One of the biggest – and most familiar – challenges discussed at this program was the difficulty for nurses in ORs or other areas knowing which bar code to scan.  The issues on label scanning are formats of different labels and need for clinicians to know what bar code to scan to capture UDI information for the EHR.  Reviewing your organization’s procedures to understand what works and what needs to be improved, including how UDI is critical for streamlining EHR efforts, will lead to enhanced benefits being realized for patient safety.  Also important is the association of the bar code in middleware solutions, including notes on implant sites.  The group suggested the need to develop training for the use of products and recording of UDIs in the perioperative environment. 

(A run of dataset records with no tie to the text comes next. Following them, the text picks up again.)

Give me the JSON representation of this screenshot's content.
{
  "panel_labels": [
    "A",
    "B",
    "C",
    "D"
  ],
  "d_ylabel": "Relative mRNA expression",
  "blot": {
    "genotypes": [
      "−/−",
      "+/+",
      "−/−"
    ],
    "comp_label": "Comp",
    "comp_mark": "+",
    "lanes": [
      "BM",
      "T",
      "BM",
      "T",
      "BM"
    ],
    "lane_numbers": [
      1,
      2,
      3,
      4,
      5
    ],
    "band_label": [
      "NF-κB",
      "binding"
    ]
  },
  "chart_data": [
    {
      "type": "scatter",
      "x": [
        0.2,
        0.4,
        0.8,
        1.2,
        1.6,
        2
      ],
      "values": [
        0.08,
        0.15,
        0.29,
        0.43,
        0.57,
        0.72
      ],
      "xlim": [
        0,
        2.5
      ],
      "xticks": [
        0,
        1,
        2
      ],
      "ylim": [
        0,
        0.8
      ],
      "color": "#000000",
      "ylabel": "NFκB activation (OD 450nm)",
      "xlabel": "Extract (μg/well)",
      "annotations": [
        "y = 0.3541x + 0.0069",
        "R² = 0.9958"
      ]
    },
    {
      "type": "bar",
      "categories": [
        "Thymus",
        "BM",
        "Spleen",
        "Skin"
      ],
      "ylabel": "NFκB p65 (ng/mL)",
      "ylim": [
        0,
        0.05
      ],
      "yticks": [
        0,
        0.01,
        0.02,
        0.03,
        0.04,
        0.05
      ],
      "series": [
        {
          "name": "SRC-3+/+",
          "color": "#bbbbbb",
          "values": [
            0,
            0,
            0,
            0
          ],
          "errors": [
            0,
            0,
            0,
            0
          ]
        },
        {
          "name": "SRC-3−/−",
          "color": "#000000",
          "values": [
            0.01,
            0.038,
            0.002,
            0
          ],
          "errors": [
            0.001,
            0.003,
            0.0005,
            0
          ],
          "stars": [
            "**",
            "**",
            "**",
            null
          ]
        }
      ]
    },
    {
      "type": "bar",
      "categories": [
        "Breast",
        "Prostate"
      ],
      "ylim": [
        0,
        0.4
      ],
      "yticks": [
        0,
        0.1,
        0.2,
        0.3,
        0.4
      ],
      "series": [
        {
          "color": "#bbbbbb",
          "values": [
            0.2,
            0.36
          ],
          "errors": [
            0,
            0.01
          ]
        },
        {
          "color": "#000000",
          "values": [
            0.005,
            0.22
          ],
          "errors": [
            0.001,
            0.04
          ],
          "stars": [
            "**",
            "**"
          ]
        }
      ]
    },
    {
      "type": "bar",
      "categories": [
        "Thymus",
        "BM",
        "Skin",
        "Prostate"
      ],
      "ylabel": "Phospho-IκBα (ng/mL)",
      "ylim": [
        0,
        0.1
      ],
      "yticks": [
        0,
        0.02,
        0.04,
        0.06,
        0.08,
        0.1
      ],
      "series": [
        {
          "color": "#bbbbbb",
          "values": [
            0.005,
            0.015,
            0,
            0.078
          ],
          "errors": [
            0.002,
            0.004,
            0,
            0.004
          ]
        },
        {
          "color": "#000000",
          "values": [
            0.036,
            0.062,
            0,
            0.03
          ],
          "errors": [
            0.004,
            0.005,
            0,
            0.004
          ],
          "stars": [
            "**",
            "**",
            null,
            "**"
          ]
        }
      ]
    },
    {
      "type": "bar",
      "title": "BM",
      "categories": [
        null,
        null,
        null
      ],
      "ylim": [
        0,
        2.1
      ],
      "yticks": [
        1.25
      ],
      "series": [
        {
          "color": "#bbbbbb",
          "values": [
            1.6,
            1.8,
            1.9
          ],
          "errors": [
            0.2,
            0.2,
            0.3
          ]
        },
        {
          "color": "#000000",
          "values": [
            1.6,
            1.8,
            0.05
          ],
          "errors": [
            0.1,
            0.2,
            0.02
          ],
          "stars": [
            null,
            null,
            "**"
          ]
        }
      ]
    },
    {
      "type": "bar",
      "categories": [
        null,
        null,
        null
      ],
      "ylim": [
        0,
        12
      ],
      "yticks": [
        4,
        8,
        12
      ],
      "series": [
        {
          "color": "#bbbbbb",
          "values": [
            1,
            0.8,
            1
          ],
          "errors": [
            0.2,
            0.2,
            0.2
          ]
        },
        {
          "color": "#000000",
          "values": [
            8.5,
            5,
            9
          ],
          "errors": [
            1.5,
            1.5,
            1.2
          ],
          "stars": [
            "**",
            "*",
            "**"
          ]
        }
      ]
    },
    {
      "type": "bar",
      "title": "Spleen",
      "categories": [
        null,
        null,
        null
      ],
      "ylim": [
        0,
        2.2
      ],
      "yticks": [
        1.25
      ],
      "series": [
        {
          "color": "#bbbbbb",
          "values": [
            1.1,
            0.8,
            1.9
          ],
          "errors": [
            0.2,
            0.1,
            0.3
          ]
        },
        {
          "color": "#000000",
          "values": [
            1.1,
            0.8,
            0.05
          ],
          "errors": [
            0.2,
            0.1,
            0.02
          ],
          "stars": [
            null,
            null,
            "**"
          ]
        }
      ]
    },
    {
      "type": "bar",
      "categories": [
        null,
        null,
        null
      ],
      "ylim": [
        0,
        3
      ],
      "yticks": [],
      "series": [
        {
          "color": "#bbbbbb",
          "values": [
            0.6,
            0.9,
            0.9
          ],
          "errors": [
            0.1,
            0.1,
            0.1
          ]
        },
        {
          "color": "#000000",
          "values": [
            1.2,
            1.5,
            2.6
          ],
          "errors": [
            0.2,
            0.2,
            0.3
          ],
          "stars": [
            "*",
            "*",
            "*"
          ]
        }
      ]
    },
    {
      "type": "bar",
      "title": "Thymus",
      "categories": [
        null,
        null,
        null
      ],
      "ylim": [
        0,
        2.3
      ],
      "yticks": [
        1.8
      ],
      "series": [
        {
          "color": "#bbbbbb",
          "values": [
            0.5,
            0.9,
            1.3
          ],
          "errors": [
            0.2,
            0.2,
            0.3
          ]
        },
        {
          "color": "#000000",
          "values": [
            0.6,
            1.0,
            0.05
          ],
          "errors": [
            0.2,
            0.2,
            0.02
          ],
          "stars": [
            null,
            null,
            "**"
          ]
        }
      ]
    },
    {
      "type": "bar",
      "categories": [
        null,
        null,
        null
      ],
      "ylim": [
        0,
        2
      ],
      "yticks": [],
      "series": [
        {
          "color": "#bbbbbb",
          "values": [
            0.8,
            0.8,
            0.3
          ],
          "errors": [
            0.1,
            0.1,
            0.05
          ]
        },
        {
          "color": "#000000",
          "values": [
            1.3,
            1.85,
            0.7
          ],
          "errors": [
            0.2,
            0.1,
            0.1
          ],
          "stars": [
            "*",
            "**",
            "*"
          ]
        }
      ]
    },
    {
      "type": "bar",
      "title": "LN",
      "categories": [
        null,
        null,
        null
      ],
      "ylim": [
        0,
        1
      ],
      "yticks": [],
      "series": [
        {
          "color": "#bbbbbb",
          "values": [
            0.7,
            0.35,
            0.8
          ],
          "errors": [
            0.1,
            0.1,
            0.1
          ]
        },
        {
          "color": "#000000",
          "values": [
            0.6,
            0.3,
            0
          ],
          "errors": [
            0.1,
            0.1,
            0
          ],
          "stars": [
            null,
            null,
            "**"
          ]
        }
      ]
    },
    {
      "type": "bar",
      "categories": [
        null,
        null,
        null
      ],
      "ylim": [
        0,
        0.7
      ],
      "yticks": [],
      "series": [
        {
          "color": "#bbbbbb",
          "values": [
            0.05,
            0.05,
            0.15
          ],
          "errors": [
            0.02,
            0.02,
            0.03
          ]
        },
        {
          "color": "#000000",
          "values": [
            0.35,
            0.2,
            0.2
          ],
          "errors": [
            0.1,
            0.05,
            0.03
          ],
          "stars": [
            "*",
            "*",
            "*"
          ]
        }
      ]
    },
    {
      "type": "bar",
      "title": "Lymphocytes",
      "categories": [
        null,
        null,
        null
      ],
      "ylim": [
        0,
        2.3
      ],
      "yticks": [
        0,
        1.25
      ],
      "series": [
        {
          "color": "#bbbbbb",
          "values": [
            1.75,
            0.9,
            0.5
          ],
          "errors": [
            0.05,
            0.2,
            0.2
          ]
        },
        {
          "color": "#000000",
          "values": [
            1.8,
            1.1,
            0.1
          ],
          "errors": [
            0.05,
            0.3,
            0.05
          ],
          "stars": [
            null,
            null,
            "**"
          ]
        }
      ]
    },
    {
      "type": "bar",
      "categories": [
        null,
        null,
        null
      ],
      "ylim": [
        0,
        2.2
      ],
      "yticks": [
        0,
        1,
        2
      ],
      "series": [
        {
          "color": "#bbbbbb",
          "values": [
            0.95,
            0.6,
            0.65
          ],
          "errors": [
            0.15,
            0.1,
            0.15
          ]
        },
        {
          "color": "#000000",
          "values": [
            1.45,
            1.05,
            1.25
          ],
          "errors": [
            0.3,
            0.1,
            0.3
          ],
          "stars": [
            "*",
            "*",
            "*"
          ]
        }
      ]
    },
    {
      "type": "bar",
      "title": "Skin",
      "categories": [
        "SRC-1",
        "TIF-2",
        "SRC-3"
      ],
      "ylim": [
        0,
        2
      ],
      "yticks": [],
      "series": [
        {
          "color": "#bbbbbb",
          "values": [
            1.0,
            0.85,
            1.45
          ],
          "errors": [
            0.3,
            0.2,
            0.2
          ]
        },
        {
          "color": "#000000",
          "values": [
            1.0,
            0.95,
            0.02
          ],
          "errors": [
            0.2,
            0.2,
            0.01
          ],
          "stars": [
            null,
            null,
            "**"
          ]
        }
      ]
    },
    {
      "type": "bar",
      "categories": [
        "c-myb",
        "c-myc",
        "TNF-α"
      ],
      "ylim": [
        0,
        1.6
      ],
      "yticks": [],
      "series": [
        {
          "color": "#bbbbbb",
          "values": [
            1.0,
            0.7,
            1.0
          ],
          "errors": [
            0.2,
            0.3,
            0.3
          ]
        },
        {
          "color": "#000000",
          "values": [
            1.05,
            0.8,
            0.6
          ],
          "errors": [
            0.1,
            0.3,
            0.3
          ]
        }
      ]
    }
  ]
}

The panel reflected on  the difficulties of processing recalls prior to the UDI rule in 2013.  Since the UDI rule was initially implemented, scanning of data – while still difficult – has made it much simpler to process recalls than previously.  One related issue was the request for the FDA to incorporate the DI information on FDA-Issued Recall notices.  This request in process change is under review by the FDA.

Mike Schiller, Vice President,Healthcare Engagement, SteriTrack, continued the focus on UDI use in the perioperative environment with Brad Steger, Global Project Manager for UDI Systems, Zimmer Biomet; David A. Rapp, CIO and Vice President, Supply Chain, Wheeling Hospital Inc.; Lisa Erlinger, Ph.D., CRNA, Director of Surgical Services and Director of Anesthesia, Wickenburg Community Hospital; and Walter Pistor, Healthcare Solutions Specialist, Ping Identity.  The group reviewed the capture of UDIs at the point of use in the ORs as a driver of changes affecting how implants are packaged and scanned, again homing in on the need to review current processes and provide training to those responsible for capture and entry of UDI data into EHRs in OR sterile field environments.

One notable opportunity provided at the UDI Annual conference was “Tips & Tricks Roundtables.”  The roundtables had experts on each topic available to discuss individual needs during lunch breaks with topics covering different UDI issues ranging from technical/data quality, policy/regulatory and adoption, UDI LUM (Lowest Unit of Measure) to the AHRMM Learning UDI Communities (LUC).  The roundtables had active participation as attendees sought clarification on the topics and concepts presented.

The 2019 UDI Annual Conference successfully explored the growing trends in the global use of UDIs as well as the impacts and benefits on clinical care with integration to SCM and EHR systems.  For those interested in additional information, major suggestions include the AHRMM LUC whitepapers and case studies, the FDA site specifically for the UDI information and recall notices, and the IMDRF site noted.  While much progress has been achieved in a few short years, clearly there is more work to be done as participants across the healthcare supply chain seek to enhance the support of quality patient care outcomes.

About the Author

Richard A. Perrin

Richard Perrin is CEO of Active Innovations, a member of the HPN Editorial Board, and has been involved with supporting information systems and UDI use since the first UDI conference in 2006. He serves as a member of the AHRMM Learning UDI Communities and is a 2014 Honoree of the Bellwether League for his contributions to supply chain management advancement. His current focus is on providing recommendations to the Defense Health Agency for enhancing their future medical logistics systems for healthcare support for the nation’s military.